Limitations of this study should be recognized. First, as noted previously (and in ), MDMA users tended to use more ‘other’ recreational drugs (licit and illicit) than controls, despite considerable efforts to match the two groups on this factor. The difficulty in matching subjects on this feature stems from the fact that MDMA users who met criteria for study inclusion (ie use on at least 25 separate occasions), as a rule, used a number of other recreational drugs as well. Therefore, the possibility remains open that ‘other drug’ use, alone or in interaction with MDMA, may play a role in SERT reductions noted in MDMA users. Second, even if MDMA subjects’ retrospective accounts of their drug use histories are fully accurate, it is impossible to verify whether drugs believed to be MDMA were pure, or whether they were adulterated with other drugs that may have influenced SERT binding. Finally, it is possible that reductions in SERT binding in MDMA users pre-existed MDMA use. Although subjects with neuropsychiatric diagnoses and conditions in which serotonin has been implicated were excluded from participation, it is possible that an unidentified condition that predisposes individuals to use recreational drugs played a role in SERT reductions in MDMA users.
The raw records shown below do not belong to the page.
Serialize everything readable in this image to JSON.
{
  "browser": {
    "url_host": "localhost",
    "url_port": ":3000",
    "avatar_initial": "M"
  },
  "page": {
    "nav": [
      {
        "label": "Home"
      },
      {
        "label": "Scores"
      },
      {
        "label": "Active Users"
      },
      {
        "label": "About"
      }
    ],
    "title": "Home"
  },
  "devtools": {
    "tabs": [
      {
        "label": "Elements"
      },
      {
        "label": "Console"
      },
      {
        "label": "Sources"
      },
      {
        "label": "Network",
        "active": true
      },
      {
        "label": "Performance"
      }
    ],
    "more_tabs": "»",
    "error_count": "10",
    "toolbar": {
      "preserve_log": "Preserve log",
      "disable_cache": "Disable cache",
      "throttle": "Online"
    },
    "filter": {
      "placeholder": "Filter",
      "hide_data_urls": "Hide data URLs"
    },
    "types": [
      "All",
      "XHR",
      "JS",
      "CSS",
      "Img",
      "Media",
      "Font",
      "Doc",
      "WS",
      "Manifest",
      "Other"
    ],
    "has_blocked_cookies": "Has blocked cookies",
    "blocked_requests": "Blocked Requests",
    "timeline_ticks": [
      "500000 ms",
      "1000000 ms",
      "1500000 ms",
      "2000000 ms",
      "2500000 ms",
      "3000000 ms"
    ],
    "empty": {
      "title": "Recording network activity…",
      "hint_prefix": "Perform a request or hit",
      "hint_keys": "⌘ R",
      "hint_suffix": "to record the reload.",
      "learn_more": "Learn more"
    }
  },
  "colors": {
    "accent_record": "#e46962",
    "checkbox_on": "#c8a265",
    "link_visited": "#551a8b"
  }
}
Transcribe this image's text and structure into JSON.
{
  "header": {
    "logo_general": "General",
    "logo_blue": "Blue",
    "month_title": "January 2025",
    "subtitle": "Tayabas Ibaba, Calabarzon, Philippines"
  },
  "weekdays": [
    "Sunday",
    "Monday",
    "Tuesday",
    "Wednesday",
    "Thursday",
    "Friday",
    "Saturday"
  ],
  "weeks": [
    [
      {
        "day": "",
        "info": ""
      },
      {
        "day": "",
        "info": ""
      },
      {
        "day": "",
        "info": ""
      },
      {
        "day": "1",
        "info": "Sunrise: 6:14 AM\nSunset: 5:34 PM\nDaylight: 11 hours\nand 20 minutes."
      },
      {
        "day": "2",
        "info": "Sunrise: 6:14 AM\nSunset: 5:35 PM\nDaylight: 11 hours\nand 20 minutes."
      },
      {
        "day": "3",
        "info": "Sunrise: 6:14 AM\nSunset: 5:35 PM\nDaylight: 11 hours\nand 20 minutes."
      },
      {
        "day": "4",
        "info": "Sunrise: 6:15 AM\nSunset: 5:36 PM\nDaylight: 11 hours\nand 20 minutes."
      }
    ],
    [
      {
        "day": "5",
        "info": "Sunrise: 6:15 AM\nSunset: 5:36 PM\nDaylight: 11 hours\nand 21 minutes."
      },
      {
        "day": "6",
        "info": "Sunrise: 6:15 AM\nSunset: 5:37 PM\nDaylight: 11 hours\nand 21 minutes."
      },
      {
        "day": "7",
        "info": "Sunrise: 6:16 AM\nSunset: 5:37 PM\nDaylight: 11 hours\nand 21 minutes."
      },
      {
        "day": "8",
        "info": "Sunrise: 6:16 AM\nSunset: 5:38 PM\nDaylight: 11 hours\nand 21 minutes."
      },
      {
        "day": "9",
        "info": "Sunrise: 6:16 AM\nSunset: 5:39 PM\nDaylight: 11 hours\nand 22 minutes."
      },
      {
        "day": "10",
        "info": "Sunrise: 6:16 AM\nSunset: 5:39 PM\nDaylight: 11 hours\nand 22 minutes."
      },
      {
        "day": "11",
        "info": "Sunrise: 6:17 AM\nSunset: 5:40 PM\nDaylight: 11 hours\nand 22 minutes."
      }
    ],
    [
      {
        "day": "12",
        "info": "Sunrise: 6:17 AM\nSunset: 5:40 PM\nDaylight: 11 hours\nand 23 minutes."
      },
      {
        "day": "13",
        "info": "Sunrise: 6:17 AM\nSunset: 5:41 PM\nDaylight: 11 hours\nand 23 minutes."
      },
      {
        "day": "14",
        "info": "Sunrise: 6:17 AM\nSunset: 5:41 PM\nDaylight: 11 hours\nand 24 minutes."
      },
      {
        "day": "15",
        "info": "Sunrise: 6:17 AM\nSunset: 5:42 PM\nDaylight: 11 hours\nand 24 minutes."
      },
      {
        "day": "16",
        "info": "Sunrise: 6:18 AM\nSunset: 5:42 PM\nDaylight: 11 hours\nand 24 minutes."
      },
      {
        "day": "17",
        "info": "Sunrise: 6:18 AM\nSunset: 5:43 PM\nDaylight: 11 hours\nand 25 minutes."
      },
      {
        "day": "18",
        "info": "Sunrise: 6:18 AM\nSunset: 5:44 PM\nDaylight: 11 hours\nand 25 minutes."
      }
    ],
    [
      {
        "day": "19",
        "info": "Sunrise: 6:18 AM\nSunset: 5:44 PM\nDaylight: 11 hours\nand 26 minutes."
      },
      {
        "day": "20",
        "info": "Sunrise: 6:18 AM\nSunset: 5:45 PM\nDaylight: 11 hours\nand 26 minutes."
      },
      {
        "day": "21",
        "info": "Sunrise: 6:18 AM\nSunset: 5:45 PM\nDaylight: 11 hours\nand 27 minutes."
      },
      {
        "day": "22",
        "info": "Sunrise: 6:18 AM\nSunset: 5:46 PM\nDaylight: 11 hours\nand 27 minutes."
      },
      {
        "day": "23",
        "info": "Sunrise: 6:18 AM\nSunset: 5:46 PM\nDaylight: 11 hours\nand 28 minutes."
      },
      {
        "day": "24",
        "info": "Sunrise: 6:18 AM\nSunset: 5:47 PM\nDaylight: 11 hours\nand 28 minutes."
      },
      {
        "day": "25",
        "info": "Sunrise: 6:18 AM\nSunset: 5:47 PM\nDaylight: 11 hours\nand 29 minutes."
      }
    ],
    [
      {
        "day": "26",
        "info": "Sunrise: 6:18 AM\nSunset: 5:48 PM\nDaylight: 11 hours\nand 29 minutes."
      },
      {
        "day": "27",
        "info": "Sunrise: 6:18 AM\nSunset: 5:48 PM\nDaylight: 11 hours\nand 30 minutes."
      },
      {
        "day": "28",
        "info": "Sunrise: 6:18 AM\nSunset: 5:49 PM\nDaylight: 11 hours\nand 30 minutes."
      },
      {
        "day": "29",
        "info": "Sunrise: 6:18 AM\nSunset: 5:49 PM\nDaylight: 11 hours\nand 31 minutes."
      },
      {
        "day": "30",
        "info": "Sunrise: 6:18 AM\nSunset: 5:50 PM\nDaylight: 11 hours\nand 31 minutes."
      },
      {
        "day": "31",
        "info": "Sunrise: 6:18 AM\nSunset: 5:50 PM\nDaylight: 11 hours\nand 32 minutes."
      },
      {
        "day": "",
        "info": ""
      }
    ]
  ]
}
In conclusion, quantitative PET results from the current study extend previous observations obtained with [11C]McN5652 to [11C]DASB. Together, studies with first-and second-generation SERT radiotracers in the same individual demonstrate that abstinent MDMA users have reductions in regional brain SERT. Notably, results obtained using two SERT radiotracers in the same subjects were highly consistent, using a variety of SERT-imaging parameters. Although both tracers were found to be capable of detecting MDMA-related reductions in regional brain SERT binding, results obtained using [11C]DASB were more robust. Future studies are needed to determine the lower limits at which PET is capable of detecting loss of the SERT, and whether individuals with lower exposure to MDMA also demonstrate losses of the brain SERT. In addition, studies aimed at determining the potential relationship between brain measures of the SERT and functional consequences of MDMA may be useful in elucidating the role of the serotonin system in normal brain function and in various neuropsychiatric disease states.